Ultimately, everything drifts down to the oceans, and this includes plastics. 8 million tonnes of plastics are leaking into our oceans every year! Mass production and consumption has led to massive use of single use plastics with little regard for it’s impact on the environment as well as poor infrastructure for recycling in developing countries has create a huge crisis for our oceans.

We are now finding micro plastics inside hundreds of species of marine species not to mention large marine animals being found dead having ingested plastic waste. We need to rapidly change our attitude towards waste while we still have a chance to save our oceans.


In places like the coral triangle, education is vitally important so that local communities have the skills necessary to manage their precious marine resources in a way that ensures they can sustain into the future. Access to good education in this part of the world is a really important way to promote awareness of the need for marine conservation in the communities.

Young people, no matter whether they live near coral reefs or not, need to understand the delicate balance of marine life and how our behaviours lead to rising sea temperatures, acidification, and harmful pollutants can all destroy them.

In addition to access to educational opportunities and good teachers, integration of activities such as beach cleanups and field trips in local curriculum are important ways to build awareness of conservation issues for local children.


We have all seen footage of oil tankers and marine disasters where pollutants spill into delicate marine ecosystem, such as on the New Caledonia reef in 2018. But, pollutants can also come from engine fuel, most of the sun screen lotions used by holidaymakers are handful to coral and of course microplastics which permeate invisibly down through the food chain in marine ecosystems.

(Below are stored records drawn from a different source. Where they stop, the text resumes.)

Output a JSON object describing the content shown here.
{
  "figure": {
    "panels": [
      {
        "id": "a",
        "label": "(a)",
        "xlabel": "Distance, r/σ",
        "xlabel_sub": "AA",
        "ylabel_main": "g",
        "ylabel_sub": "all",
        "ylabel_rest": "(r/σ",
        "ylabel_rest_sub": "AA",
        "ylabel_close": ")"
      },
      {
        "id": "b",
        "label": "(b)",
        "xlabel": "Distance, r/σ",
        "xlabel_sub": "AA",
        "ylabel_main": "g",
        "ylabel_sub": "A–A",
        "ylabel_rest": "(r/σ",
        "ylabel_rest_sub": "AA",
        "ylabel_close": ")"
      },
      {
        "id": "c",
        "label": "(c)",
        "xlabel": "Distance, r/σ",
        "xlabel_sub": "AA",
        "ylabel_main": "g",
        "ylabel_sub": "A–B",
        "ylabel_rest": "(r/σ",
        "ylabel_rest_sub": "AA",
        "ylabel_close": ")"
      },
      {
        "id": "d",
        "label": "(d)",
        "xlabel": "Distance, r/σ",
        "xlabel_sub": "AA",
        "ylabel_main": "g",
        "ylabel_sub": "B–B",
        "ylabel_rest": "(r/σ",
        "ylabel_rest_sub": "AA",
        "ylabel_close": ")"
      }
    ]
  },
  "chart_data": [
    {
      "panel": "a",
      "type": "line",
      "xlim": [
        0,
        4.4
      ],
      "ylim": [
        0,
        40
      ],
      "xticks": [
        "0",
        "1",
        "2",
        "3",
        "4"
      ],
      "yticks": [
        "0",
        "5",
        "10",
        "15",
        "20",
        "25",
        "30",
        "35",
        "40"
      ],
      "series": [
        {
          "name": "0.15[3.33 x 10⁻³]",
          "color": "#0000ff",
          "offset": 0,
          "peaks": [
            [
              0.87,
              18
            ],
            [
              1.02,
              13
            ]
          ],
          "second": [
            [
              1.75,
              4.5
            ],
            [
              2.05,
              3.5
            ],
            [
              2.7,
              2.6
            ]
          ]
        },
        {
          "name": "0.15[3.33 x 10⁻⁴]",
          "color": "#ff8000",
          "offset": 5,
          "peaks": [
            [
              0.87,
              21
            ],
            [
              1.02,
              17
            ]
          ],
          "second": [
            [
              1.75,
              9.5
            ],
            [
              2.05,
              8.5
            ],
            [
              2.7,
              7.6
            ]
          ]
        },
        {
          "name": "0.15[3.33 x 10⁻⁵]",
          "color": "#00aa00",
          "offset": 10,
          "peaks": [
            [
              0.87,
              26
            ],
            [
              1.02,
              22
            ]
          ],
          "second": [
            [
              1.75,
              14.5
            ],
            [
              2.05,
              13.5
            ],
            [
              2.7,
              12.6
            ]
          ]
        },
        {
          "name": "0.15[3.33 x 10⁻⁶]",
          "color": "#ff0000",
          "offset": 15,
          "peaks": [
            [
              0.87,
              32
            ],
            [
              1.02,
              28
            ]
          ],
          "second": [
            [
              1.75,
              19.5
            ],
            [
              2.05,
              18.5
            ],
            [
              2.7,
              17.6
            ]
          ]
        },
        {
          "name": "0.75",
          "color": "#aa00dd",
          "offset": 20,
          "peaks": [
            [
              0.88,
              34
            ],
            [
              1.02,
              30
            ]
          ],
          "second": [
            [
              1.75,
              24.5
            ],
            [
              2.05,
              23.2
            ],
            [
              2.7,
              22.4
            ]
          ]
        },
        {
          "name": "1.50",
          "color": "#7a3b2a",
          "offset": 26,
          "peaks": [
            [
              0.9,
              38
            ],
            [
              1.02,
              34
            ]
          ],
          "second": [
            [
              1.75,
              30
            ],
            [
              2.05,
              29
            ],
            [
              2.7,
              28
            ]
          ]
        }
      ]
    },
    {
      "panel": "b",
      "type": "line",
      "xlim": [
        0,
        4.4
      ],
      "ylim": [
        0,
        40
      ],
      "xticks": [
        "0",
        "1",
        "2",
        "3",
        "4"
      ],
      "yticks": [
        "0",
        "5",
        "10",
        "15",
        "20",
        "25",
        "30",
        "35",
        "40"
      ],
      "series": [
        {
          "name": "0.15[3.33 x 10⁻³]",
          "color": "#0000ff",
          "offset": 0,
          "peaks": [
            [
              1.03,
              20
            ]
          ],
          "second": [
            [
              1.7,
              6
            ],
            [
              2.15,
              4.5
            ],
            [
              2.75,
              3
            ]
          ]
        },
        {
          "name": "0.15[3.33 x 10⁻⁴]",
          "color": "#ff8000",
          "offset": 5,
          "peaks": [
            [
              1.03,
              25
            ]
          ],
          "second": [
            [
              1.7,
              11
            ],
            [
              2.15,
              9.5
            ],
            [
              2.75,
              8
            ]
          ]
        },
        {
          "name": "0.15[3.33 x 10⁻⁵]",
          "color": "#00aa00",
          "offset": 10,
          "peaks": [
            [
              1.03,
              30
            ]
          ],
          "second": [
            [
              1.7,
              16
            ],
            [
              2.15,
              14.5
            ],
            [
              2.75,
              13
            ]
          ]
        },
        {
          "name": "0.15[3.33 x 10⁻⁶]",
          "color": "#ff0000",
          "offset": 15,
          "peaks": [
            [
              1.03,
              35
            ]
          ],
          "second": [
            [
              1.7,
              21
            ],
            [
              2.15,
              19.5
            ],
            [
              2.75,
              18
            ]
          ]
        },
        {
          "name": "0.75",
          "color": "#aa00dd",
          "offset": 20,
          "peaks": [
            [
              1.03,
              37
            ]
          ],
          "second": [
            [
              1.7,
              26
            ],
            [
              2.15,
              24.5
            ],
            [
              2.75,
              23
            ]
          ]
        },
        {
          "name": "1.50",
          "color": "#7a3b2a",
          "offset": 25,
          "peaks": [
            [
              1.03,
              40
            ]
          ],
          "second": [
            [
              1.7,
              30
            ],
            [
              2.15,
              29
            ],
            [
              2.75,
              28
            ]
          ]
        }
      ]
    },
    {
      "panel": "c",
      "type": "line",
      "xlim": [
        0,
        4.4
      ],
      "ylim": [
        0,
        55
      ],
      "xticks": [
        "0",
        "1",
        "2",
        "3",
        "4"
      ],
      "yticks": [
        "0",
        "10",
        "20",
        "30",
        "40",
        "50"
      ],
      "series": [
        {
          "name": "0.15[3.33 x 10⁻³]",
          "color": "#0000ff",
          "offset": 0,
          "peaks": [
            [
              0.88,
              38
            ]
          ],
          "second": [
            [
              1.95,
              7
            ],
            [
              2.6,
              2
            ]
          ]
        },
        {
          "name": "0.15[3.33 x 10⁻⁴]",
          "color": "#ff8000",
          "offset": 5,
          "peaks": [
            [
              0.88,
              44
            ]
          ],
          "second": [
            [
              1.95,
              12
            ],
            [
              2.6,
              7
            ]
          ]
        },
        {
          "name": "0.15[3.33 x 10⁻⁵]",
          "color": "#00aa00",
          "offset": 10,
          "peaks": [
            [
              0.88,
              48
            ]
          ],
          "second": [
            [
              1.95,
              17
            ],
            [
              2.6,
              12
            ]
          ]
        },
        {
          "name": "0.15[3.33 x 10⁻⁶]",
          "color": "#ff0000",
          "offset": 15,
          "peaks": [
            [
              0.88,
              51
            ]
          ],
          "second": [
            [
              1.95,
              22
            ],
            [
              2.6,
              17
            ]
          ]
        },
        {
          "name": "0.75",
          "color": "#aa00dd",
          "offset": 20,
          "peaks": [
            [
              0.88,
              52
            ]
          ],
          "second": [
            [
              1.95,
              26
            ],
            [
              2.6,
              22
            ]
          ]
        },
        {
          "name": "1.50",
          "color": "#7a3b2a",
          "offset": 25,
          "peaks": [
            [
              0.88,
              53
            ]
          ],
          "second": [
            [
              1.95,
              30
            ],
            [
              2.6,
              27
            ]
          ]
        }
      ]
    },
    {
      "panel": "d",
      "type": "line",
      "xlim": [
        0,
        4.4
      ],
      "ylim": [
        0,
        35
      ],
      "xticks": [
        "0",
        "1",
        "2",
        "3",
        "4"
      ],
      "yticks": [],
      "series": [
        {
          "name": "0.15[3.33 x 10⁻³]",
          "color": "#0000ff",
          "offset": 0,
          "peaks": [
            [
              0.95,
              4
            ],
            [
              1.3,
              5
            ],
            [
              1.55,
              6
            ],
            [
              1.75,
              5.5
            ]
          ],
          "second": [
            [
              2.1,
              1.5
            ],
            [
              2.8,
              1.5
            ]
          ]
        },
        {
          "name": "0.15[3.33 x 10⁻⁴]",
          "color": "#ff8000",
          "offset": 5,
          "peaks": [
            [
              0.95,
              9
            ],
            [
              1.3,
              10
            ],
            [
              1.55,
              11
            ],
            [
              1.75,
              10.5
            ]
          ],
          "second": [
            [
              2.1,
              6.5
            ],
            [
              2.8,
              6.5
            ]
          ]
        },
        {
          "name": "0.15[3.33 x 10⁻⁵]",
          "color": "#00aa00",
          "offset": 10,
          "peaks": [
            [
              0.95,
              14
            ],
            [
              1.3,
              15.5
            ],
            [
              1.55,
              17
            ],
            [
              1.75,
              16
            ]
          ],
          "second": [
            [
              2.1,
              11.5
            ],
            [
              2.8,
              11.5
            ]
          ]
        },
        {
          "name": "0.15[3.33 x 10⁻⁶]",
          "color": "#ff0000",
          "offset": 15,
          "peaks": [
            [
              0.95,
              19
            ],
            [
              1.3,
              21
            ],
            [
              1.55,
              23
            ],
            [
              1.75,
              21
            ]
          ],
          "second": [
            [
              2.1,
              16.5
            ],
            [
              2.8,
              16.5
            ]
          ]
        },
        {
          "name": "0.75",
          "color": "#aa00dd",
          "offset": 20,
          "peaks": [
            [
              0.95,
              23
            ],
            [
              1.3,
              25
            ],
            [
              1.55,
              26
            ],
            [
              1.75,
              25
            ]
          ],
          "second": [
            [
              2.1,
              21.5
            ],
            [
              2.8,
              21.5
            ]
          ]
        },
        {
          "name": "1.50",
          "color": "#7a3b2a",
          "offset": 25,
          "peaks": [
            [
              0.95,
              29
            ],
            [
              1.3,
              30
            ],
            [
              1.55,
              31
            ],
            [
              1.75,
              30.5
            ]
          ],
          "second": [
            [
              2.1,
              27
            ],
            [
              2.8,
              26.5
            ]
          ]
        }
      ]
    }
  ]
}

Tackling pollution at its source is the only way to prevent it destroying fragile marine life which is unable to cope with such toxic chemicals.

Food Security

The food and agriculture organisation of the United Nations defines food security as when “all people, at all times, have physical and economic access to sufficient, safe and nutritions food to meet their dietary needs and food preferences for an active and healthy life.”

With coral reefs threatened by unsustainable fishing practices as well as warming oceans, food and income security for the 500 million people dependent on coral reefs is a major challenge.

This makes the need for coral conservation, coral recovery where needed and the careful management of fisheries by local communities the crucial aspects of safeguarding marine biodiversity.

Marine Protected Areas

Only a very small percentage of the world’s oceans are protected, that is that they are carefully managed, the sources of food they provide maintained and their biodiversity protected in order to safeguard income and jobs for local communities. Marine Protected Areas, according to the WWF can be “An area designated

and effectively managed to protect marine ecosystems, processes, habitats, and species, which can contribute to the restoration and replenishment of resources for social, economic and cultural enrichment. Critical ocean habitats need proper protection if they are to be able to cope with the threats to marine biodiversity.

Coral Regeneration

Even in parts of the world where coral reefs have died of have been dramatically reduced, for example due to the major coral bleaching events in 2014 and 2017, there is still hope for recovery. Coral can be grown, just like in plants can be grown in a garden. Healthy cuts of living coral can be taken and arranged on standing structures which, with some luck, are exposed to coral spawning events where fertilized polyps can attach to their structures and grow. Over time, and with some maintenance, to remove build-up of excess algae, these budding coral structures can ultimately be transplanted back on to damaged coral reefs and take hold.